Installation

Running the system

install docker >= v24.0 (and nvidia-docker if an Nvidia GPU is available, test the GPU setup with a simple container)

check out the git repository

git clone https://github.com/QuiddityAI/InsightHub.git
cd InsightHub

create a .env file according to the variables listed in required_environment_variables.txt

cp required_environment_variables.txt .env

and edit the .env file to set the variables. File specifies which environment variables are required for the system to run. The LLM functionality (handled by LLMonkey) uses Mistral models by default, so it's sufficient to only set LLMONKEY_MISTRAL_API_KEY env var. See their manual for details.

add docker-compose.override.pdferret.yaml to your COMPOSE_FILE env variable (colon separated) if you want to be able to upload and parse PDF files (and other documents)
run docker compose up -d. If your setup requires using docker with sudo, run sudo -E docker compose up -d instead. This important because docker-compose is mounting HOME directory in the containe to get access to gcloud credentials. If sudo is used without -E, the HOME directory will be different (/root) and the credentials will not be found.
go to localhost:55140 and log in with e-mail admin@example.com and password admin (if not changed using env variables)
visit the Django admin interface (using the top right user menu and the "database" icon) for more settings

Things to try after initial installation

Chat (if you added LLM API keys): create a new empty collection, click on "Summaries" at the top right, type in a question and press enter.

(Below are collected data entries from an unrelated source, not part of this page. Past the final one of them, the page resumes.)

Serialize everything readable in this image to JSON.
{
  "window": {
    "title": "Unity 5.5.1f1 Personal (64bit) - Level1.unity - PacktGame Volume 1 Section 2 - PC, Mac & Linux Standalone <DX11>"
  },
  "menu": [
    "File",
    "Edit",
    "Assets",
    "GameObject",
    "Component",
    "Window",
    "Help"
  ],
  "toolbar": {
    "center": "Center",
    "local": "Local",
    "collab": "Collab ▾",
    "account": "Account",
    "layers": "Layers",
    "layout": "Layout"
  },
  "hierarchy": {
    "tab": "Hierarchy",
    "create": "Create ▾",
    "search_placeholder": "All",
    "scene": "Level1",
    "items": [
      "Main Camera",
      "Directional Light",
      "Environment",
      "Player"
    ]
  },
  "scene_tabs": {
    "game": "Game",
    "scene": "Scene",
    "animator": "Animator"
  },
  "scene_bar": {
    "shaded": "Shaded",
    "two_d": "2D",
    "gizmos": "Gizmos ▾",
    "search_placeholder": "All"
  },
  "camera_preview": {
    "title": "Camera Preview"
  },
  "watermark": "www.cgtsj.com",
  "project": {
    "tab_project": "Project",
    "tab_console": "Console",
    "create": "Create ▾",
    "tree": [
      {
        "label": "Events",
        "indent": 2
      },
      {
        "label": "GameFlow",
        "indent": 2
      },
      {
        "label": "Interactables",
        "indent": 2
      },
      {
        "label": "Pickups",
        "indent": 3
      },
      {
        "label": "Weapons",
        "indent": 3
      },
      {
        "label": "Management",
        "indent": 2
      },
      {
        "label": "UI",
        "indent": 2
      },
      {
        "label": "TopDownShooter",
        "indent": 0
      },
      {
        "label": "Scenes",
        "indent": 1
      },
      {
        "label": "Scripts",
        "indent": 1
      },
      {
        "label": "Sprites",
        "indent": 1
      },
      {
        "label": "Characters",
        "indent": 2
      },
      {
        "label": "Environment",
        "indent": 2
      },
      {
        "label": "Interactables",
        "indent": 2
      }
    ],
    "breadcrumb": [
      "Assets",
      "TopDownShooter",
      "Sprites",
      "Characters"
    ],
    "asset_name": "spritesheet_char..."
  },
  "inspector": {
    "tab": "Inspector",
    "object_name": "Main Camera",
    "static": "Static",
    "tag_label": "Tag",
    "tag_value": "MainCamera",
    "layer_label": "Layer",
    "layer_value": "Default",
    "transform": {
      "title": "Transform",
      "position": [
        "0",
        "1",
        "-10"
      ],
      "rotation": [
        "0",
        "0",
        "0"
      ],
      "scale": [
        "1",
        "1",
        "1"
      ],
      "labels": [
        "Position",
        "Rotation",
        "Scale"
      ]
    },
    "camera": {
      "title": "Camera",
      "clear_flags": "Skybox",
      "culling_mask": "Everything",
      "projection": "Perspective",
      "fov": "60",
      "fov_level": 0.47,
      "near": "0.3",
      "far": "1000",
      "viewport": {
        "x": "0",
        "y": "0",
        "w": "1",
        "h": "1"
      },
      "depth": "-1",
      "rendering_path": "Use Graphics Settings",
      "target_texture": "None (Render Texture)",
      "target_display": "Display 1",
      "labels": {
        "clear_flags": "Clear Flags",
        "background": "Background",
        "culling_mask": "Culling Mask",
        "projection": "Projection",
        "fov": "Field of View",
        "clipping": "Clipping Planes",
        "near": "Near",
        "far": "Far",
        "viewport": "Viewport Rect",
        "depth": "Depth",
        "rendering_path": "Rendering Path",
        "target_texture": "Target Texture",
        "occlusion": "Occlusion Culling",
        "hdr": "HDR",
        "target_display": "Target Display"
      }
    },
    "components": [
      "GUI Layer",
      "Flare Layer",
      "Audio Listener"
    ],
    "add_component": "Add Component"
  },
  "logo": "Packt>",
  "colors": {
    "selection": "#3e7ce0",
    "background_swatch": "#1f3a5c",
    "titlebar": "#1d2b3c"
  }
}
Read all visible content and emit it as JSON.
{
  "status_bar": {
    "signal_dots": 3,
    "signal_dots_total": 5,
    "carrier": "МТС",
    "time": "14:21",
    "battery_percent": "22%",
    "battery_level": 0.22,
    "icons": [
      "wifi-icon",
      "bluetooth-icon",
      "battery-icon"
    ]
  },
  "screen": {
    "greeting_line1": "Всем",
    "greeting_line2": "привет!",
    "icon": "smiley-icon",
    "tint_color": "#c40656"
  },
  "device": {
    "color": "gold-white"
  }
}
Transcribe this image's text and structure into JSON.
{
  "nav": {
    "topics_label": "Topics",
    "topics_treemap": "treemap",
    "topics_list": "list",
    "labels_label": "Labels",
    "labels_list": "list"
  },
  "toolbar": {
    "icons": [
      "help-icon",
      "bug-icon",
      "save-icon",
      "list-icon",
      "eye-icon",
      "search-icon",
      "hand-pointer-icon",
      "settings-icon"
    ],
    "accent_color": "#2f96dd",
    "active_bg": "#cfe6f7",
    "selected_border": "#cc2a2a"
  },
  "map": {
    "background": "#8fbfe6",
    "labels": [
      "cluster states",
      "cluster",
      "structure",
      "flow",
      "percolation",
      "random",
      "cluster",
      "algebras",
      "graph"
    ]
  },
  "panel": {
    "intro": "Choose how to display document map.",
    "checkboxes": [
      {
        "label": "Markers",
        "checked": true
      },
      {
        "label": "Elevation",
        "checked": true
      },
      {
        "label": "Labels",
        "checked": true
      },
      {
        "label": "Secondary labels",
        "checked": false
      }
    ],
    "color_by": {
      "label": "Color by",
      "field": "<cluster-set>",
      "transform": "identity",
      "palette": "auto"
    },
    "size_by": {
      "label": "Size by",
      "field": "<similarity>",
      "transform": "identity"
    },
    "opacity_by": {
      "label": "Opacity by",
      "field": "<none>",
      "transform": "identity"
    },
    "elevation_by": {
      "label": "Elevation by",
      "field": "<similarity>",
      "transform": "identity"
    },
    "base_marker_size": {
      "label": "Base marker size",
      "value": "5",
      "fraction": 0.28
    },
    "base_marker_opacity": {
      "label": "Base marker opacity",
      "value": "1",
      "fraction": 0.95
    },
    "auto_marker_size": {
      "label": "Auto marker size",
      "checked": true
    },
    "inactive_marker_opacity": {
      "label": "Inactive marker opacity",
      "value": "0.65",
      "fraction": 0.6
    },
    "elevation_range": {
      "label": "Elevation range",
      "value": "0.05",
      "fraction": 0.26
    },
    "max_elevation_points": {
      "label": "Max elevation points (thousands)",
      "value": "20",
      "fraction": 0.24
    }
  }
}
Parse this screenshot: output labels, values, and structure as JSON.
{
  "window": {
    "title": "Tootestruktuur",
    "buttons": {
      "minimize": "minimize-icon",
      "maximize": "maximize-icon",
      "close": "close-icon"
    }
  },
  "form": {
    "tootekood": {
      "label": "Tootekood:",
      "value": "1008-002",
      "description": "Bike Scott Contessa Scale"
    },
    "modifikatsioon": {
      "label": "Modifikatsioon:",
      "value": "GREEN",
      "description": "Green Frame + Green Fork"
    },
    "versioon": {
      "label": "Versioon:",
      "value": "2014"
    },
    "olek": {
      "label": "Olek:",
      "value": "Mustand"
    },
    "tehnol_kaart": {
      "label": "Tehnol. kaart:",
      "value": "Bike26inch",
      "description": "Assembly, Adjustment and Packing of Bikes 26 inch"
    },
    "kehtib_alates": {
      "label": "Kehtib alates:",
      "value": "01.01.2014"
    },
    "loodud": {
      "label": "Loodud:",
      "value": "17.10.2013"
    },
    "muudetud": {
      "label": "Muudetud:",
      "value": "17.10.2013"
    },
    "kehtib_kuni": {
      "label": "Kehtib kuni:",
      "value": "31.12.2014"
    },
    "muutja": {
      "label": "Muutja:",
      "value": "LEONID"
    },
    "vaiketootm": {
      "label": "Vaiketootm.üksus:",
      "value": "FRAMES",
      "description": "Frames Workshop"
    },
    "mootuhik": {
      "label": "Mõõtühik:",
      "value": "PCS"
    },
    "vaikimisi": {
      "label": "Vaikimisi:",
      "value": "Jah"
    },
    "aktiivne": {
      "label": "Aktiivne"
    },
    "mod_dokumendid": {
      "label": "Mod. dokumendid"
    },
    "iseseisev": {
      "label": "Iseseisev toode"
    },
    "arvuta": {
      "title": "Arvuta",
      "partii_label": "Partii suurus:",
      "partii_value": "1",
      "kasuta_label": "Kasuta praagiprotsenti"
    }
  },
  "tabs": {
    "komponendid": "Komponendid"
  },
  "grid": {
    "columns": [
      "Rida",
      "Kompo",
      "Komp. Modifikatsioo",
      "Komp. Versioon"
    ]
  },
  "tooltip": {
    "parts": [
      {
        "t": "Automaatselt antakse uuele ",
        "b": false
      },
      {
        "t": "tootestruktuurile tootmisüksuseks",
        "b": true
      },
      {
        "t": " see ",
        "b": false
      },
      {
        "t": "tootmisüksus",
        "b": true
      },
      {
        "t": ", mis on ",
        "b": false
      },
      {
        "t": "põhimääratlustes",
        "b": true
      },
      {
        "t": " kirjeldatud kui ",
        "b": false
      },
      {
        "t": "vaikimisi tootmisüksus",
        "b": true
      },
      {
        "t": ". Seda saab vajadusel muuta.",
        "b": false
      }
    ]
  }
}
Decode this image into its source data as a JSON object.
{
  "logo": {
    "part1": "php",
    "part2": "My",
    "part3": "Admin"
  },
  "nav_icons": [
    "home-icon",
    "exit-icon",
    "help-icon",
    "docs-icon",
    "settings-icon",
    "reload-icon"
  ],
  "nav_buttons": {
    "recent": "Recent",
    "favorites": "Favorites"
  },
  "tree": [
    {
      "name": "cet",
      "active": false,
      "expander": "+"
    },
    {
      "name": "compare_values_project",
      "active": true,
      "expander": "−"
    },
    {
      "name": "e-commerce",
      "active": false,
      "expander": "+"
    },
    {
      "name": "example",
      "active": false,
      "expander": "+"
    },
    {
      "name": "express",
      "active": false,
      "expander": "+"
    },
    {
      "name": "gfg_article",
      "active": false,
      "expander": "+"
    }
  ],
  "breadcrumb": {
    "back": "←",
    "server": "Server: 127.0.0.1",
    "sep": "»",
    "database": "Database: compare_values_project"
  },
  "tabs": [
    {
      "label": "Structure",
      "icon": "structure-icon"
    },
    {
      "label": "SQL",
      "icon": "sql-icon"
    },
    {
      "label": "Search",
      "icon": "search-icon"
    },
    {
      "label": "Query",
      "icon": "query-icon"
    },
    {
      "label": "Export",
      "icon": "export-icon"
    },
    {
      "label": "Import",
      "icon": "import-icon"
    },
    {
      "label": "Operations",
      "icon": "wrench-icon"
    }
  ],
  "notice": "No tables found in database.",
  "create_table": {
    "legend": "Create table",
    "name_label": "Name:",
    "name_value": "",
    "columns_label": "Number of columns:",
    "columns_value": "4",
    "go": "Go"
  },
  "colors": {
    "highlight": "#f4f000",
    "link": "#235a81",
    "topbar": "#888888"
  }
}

You can use it like a classic ChatGPT chat.
Upload PDF documents (if you added the PDFerret docker container + LLM API keys): click on "upload documents" on the top left -> "My Dataset" -> "+ Choose" to select files -> "Upload". You should then be able to search for those documents in new collections.

Upload your own data via Upload

You can upload individual files as well as .zip files with multiple files in the user interface. You can also upload CSV files with multiple entries for some dataset schemas (e.g. scientific documents).

Upload your own data via API

You can upload individual files or arbitrary JSON documents with your own data using the API. See the folder scripts_and_examples/import_scripts for examples (some might be outdated, check import_local_german_files.py first).